In geheimen Diensten

Ein Niederländer wird verdächtigt, dem Irak die Produktion von Giftgas ermöglicht zu haben. Der niederländische Nachrichtendienst soll ihn jahrelang protegiert haben. von udo van lengen, amsterdam

Er könnte der erste Niederländer sein, der wegen Beihilfe zum Völkermord verurteilt wird. Seit Dezember 2004 sitzt Frans van Anraat in Untersuchungshaft, weil er Rohstoffe in den Irak geliefert haben soll, die zur Herstellung von Giftgas dienen können. Der Prozess gegen ihn soll im November in Rotterdam stattfinden. Dann wird der niederländische Nachrichtendienst AIVD streng geheime Details darüber bekannt geben müssen, inwieweit er van Anraat in den vergangenen Jahren vor internationaler Strafverfolgung geschützt hat.

Vermutet wird, dass der AIVD und das niederländische Innenministerium van Anraat jahrelang protegiert haben, weil er enge Verbindungen zur irakischen Regierung von Saddam Hussein unterhielt. Er soll dem AIVD seit den neunziger Jahren als Informant gedient haben. Eine Untersuchung der Regierung soll die Vorwürfe klären.

Anfang der siebziger Jahre verließ van Anraat die Niederlande, um als Ingenieur bei verschiedenen Firmen zu arbeiten, die im Irak chemische Fabriken aufbauten. Als der Irak in den Krieg gegen den Iran zog, erregte der Niederländer die Aufmerksamkeit von Saddam Hussein. Er sollte für ihn Giftgaszutaten ins Land schleusen. Van Anraat hatte mittlerweile in Panama einen eigenen Betrieb gegründet. Die niederländische Justiz glaubt, dass diese Firma chemische Stoffe wie Thiodiglycol (TDG) in den Irak lieferte.

TDG wird in Kugelschreibertinte verwendet und in der Textilindustrie. Aber bekannt ist es vor allem als Bestandteil von Senf- und anderen Nervengasen. Im Auftrag des irakischen Erdölministeriums kaufte van Anraat zwischen 1984 und 1989 mehrere tausend Tonnen TDG und liefert es über Japan und die USA an den Irak, der selber kein TDG auf dem Weltmarkt erwerben konnte. Mehrere iranische Grenzstädte sowie kurdische Siedlungen im Norden des Iraks wurden danach mit Nervengasen eingenebelt. Im kurdischen Halabja starben 1988 daran rund 5 000 Menschen. Danach stellten die amerikanischen Behörden einen internationalen Haftbefehl aus. Ein Jahr später wurde van Anraat in Mailand verhaftet. Aber er konnte fliehen, als er vorübergehend auf freien Fuß kam. »Aus Sicherheitsgründen«, so stellt es van Anraat dar, ging er in den Irak. Dort blieb er bis 2003.

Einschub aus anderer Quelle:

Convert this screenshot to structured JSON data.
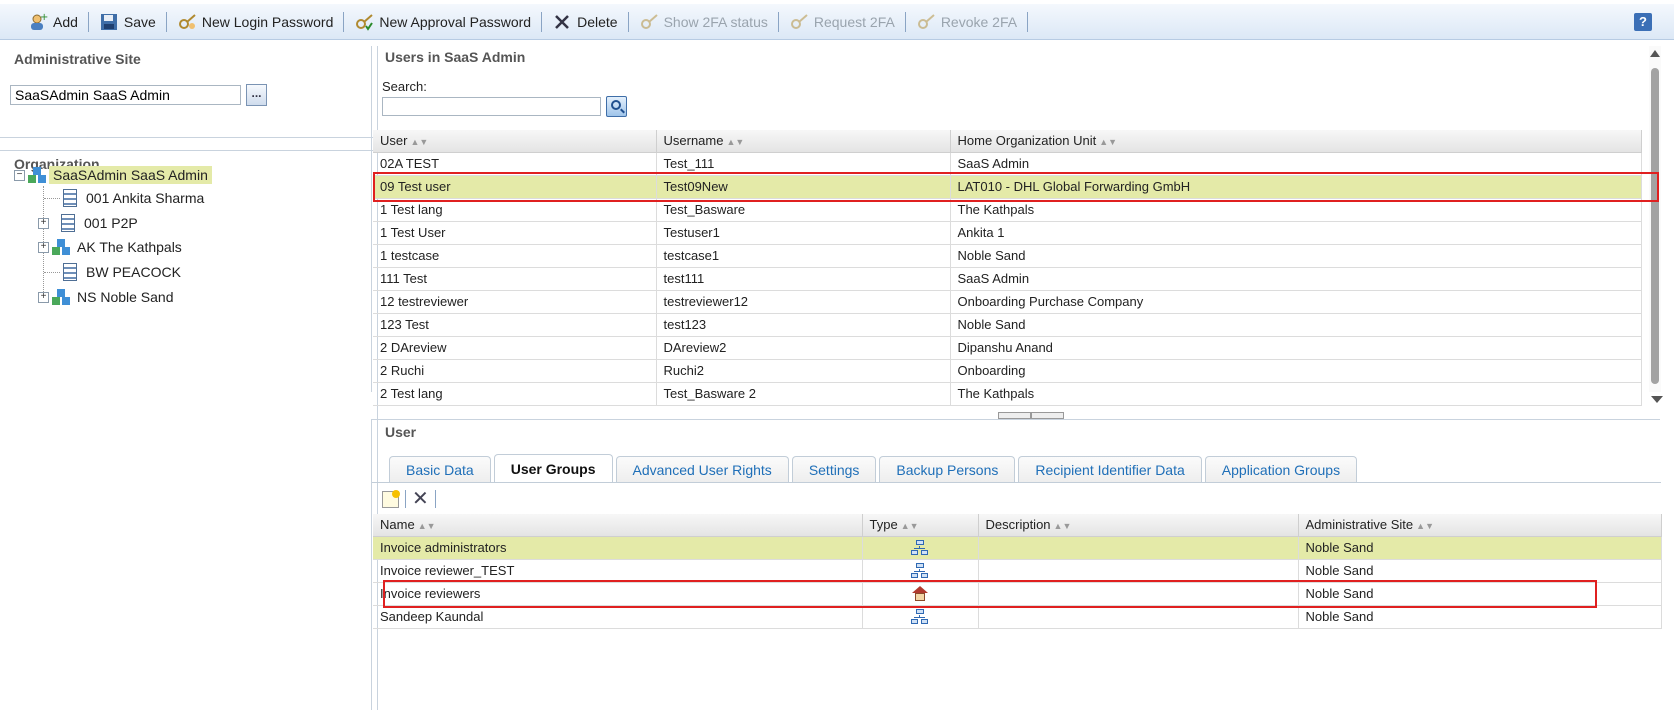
{
  "toolbar": {
    "add": "Add",
    "save": "Save",
    "new_login_password": "New Login Password",
    "new_approval_password": "New Approval Password",
    "delete": "Delete",
    "show_2fa": "Show 2FA status",
    "request_2fa": "Request 2FA",
    "revoke_2fa": "Revoke 2FA",
    "help": "?"
  },
  "admin_site": {
    "title": "Administrative Site",
    "value": "SaaSAdmin SaaS Admin",
    "browse": "..."
  },
  "organization": {
    "title": "Organization",
    "root": "SaaSAdmin SaaS Admin",
    "children": [
      "001 Ankita Sharma",
      "001 P2P",
      "AK The Kathpals",
      "BW PEACOCK",
      "NS Noble Sand"
    ]
  },
  "users_panel": {
    "title": "Users in SaaS Admin",
    "search_label": "Search:",
    "search_value": "",
    "columns": [
      "User",
      "Username",
      "Home Organization Unit"
    ],
    "rows": [
      [
        "02A TEST",
        "Test_111",
        "SaaS Admin"
      ],
      [
        "09 Test user",
        "Test09New",
        "LAT010 - DHL Global Forwarding GmbH"
      ],
      [
        "1 Test lang",
        "Test_Basware",
        "The Kathpals"
      ],
      [
        "1 Test User",
        "Testuser1",
        "Ankita 1"
      ],
      [
        "1 testcase",
        "testcase1",
        "Noble Sand"
      ],
      [
        "111 Test",
        "test111",
        "SaaS Admin"
      ],
      [
        "12 testreviewer",
        "testreviewer12",
        "Onboarding Purchase Company"
      ],
      [
        "123 Test",
        "test123",
        "Noble Sand"
      ],
      [
        "2 DAreview",
        "DAreview2",
        "Dipanshu Anand"
      ],
      [
        "2 Ruchi",
        "Ruchi2",
        "Onboarding"
      ],
      [
        "2 Test lang",
        "Test_Basware 2",
        "The Kathpals"
      ]
    ]
  },
  "user_panel": {
    "title": "User",
    "tabs": [
      "Basic Data",
      "User Groups",
      "Advanced User Rights",
      "Settings",
      "Backup Persons",
      "Recipient Identifier Data",
      "Application Groups"
    ],
    "columns": [
      "Name",
      "Type",
      "Description",
      "Administrative Site"
    ],
    "rows": [
      {
        "name": "Invoice administrators",
        "type": "group-hierarchy-icon",
        "description": "",
        "site": "Noble Sand"
      },
      {
        "name": "Invoice reviewer_TEST",
        "type": "group-hierarchy-icon",
        "description": "",
        "site": "Noble Sand"
      },
      {
        "name": "Invoice reviewers",
        "type": "home-icon",
        "description": "",
        "site": "Noble Sand"
      },
      {
        "name": "Sandeep Kaundal",
        "type": "group-hierarchy-icon",
        "description": "",
        "site": "Noble Sand"
      }
    ]
  },
  "colors": {
    "selection": "#e4eaa8",
    "highlight_box": "#e02020",
    "link": "#1f6fb8"
  }
}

Noch bevor amerikanische Soldaten ihn dort verhaften konnten, verließ er Bagdad mit einem Notpass. Den hatte die niederländische Botschaft in Bagdad ausgestellt, der AIVD diente wahrscheinlich als Vermittler. Über Syrien in den Niederlanden angekommen, wohnte van Anraat in einem Haus, dass der Nachrichtendienst angemietet hat. Auch ein Telefon hat er über diese Quelle erhalten. Der AIVD beruhigte den Flüchtigen. Ihm drohe keine Strafverfolgung, weil seine Verbrechen verjährt seien. Er erlaubte ihm auch, seine Geschichte ganz offen im Fernsehen zu erzählen. Doch nachdem die Rotterdamer Staatsanwaltschaft einen ranghohen Mitarbeiter des irakischen Erdölministeriums verhört hatte, gab es neue Beweise. Die Staatsanwaltschaft veranlasste, das Telefon, das van Anraat benutzte, abzuhören und nahm ihn im Dezember 2004 fest. Die Verhaftung, die einen Tag früher als geplant stattfand, traf ihn nicht unvorbereitet. Er saß regelrecht auf gepackten Koffern.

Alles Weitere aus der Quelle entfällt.